Fraudster magnate’s art treasures on sale
AN AUCTION of 55 masterpieces that once belonged to the fraudster founder of a bankrupted Italian food conglomerate began yesterday in Milan.
Calisto Tanzi hid his art collection, including works by Picasso, Monet, Van Gogh, Kandinsky, Renoir and Chagall, before he was jailed for 18 years over the 2003 collapse of Parmalat – Europe’s biggest bankruptcy ever.
After years of detective work, prosecutors recovered the paintings and they are to be auctioned to pay off creditors.
“I have never seen such a collection of works of this importance go to auction in Italy,” said Pietro De Bernardi, of auction house Pandolfini Casa d’aste.
His company values the collection at up to £7 million, but some observers suggest it could make twice that.
A Picasso still life and Monet’s Falaise du Petit Ailly à Varengeville are expected to fetch more than £1 million each, while the Van Gogh Museum in Amsterdam reportedly wants to buy the artist’s 1887 painting Still Life With Apples with a base price of £242,000.
Bids for a watercolour by Van Gogh titled Pollard Willow start at £104,000.
Locals are simply calling the collection “The Tanzi Treasure”.

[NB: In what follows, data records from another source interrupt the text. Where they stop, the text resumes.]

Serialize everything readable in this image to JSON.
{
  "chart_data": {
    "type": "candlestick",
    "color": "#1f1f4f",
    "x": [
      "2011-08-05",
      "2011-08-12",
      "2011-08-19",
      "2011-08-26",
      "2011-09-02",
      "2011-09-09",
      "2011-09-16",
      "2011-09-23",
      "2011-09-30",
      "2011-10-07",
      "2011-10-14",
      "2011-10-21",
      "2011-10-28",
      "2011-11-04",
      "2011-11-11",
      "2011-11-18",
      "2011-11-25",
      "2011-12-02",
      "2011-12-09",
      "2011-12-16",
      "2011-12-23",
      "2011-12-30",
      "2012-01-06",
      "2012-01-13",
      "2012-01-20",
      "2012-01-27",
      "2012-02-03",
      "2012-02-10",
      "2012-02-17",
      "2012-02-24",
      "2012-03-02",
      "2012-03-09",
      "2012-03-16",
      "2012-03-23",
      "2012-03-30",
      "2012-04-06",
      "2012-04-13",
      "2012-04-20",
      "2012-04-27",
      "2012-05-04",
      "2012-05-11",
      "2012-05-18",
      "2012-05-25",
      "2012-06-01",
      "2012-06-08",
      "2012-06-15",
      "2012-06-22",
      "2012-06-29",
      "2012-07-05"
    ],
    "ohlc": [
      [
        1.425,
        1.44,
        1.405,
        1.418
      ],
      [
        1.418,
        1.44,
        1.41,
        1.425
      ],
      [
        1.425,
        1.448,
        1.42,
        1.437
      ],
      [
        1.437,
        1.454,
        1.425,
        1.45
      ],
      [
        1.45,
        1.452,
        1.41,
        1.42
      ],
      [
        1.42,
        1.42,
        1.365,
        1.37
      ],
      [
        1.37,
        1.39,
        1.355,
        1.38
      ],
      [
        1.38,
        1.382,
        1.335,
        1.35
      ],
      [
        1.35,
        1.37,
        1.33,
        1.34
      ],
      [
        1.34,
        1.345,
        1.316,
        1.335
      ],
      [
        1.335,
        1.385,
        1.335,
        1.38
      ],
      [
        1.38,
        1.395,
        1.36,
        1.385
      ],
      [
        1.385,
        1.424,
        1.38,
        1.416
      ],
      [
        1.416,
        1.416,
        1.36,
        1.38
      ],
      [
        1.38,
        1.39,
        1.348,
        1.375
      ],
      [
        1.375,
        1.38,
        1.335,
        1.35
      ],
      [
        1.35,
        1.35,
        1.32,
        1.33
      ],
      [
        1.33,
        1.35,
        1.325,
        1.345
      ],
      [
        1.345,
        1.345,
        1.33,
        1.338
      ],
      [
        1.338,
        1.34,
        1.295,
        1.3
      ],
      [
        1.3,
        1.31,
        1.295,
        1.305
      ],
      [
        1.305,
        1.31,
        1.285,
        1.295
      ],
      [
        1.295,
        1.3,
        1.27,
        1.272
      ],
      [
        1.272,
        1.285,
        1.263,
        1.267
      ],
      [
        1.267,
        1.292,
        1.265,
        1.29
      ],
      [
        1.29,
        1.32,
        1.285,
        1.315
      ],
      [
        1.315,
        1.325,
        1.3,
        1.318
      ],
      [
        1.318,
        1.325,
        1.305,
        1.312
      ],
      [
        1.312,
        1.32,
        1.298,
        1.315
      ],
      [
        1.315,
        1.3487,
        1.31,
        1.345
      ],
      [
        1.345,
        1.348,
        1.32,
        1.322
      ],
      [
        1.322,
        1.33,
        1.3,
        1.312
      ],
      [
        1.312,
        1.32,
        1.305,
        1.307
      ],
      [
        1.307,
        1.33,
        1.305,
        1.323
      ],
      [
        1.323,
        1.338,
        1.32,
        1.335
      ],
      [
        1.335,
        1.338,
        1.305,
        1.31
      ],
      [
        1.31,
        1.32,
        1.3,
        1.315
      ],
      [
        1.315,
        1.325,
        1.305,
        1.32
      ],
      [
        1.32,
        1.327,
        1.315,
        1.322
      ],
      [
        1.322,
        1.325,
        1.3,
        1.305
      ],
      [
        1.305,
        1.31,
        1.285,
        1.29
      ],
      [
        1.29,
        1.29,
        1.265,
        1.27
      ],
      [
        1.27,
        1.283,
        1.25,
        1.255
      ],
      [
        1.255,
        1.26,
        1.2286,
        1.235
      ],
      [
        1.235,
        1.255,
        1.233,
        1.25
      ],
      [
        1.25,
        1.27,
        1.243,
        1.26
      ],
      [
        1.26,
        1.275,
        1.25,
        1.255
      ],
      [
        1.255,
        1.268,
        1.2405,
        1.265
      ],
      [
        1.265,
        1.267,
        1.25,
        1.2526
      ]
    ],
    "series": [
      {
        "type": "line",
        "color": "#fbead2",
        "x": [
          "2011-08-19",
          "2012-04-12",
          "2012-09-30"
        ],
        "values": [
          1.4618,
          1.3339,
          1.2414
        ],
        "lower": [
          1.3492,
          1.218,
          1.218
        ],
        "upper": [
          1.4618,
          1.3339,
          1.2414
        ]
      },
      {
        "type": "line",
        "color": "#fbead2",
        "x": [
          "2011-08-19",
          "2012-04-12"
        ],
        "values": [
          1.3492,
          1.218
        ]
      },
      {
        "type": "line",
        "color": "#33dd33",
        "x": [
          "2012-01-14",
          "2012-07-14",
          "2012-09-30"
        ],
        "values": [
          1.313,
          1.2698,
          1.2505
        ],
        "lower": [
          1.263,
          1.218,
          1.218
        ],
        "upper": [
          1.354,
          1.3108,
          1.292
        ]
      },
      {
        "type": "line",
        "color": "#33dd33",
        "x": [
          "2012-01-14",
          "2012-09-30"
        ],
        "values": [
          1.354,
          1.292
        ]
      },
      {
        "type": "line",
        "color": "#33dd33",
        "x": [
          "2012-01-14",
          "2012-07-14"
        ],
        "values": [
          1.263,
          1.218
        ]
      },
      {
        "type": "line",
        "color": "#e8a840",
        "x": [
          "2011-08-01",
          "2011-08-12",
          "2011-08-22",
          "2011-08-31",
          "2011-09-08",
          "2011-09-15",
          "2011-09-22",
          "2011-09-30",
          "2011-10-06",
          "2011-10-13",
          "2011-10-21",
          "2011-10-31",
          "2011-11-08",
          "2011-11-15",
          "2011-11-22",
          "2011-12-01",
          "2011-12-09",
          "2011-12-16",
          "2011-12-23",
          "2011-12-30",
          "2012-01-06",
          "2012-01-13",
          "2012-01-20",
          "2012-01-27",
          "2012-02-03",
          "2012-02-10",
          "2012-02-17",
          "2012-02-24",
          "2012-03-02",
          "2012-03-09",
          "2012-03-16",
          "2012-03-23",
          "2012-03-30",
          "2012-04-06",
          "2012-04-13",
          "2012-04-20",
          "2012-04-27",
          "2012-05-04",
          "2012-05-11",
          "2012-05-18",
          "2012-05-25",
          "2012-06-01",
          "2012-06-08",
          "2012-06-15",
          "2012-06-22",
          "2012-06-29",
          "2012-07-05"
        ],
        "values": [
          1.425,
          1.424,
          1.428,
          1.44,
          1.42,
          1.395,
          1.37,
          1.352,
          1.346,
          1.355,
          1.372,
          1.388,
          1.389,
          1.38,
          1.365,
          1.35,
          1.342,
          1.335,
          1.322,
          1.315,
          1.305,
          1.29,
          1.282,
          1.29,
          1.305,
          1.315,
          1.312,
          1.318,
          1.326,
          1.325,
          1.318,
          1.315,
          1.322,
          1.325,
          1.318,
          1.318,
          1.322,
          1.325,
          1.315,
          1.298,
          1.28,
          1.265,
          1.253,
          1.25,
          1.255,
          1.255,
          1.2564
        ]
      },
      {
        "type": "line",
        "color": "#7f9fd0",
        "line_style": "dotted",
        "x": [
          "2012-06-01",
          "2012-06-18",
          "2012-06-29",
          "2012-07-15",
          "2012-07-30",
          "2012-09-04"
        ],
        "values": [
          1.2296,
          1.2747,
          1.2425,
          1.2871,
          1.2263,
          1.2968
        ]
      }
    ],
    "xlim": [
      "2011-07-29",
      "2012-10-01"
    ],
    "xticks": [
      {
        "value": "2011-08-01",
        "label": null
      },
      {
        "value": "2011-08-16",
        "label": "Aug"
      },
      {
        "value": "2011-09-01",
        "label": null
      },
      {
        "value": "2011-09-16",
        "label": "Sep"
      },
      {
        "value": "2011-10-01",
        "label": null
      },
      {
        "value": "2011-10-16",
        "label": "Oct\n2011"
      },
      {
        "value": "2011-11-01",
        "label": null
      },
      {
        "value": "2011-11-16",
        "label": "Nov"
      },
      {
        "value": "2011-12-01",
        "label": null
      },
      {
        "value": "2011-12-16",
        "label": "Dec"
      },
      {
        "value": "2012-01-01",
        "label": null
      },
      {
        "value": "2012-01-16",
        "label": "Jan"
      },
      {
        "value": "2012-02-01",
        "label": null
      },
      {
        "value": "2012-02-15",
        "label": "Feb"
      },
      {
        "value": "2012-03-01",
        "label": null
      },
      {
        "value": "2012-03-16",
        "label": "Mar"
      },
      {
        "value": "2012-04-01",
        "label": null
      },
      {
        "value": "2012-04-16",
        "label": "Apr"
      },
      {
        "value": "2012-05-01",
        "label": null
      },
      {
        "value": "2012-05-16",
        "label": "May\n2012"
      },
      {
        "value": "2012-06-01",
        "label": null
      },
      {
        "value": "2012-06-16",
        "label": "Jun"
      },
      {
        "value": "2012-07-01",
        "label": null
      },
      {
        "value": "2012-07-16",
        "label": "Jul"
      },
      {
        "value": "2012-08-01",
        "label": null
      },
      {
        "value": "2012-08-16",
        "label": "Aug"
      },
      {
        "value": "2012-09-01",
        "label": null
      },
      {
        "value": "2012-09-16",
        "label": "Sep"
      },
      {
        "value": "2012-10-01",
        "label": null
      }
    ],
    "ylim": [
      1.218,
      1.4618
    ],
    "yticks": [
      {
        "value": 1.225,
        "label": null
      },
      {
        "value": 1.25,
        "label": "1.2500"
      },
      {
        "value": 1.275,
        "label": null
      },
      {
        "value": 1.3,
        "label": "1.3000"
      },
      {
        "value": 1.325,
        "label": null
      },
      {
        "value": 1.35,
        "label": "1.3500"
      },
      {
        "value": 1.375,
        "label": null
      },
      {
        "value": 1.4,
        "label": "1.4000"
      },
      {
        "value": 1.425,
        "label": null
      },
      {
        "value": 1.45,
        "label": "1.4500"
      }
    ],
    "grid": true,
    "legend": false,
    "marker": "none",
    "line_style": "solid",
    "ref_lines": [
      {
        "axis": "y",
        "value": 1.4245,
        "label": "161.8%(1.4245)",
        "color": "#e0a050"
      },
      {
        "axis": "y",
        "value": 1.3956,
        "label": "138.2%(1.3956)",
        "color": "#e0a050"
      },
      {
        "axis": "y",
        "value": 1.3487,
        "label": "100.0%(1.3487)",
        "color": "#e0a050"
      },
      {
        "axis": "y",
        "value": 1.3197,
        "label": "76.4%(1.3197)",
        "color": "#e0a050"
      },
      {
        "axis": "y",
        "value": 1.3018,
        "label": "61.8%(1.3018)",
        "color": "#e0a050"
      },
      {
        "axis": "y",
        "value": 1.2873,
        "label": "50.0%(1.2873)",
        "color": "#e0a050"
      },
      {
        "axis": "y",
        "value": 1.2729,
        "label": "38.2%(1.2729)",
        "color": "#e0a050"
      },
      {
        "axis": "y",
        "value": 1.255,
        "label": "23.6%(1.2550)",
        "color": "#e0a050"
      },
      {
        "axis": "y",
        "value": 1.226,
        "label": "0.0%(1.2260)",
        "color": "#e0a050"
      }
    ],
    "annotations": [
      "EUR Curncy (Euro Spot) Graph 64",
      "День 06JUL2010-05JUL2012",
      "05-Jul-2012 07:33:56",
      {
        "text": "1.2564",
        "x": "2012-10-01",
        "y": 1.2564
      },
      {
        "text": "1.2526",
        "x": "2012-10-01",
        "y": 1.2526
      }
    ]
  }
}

In 2001, Tanzi, now 80, made Forbes’ list of Italian billionaires, but in 2003 Parmalat collapsed in a massive fraud scandal, leaving a £13 billion hole in its accounts.
Tanzi was convicted of fraud and criminal conspiracy in 2008 and 2010.
Tipped off about a potential sale of the art to a Russian billionaire, prosecutors authorised raids and found art concealed in the houses of friends and family.
A Monet and a Van Gogh had been hidden in a Parma cellar, a Kandinsky and a Chagall stored in a garage and attic, and other masterpieces in Switzerland.
Italian detectives eventually recovered more than 100 artworks, many of which were displayed throughout Italy before yesterday’s auction in Milan.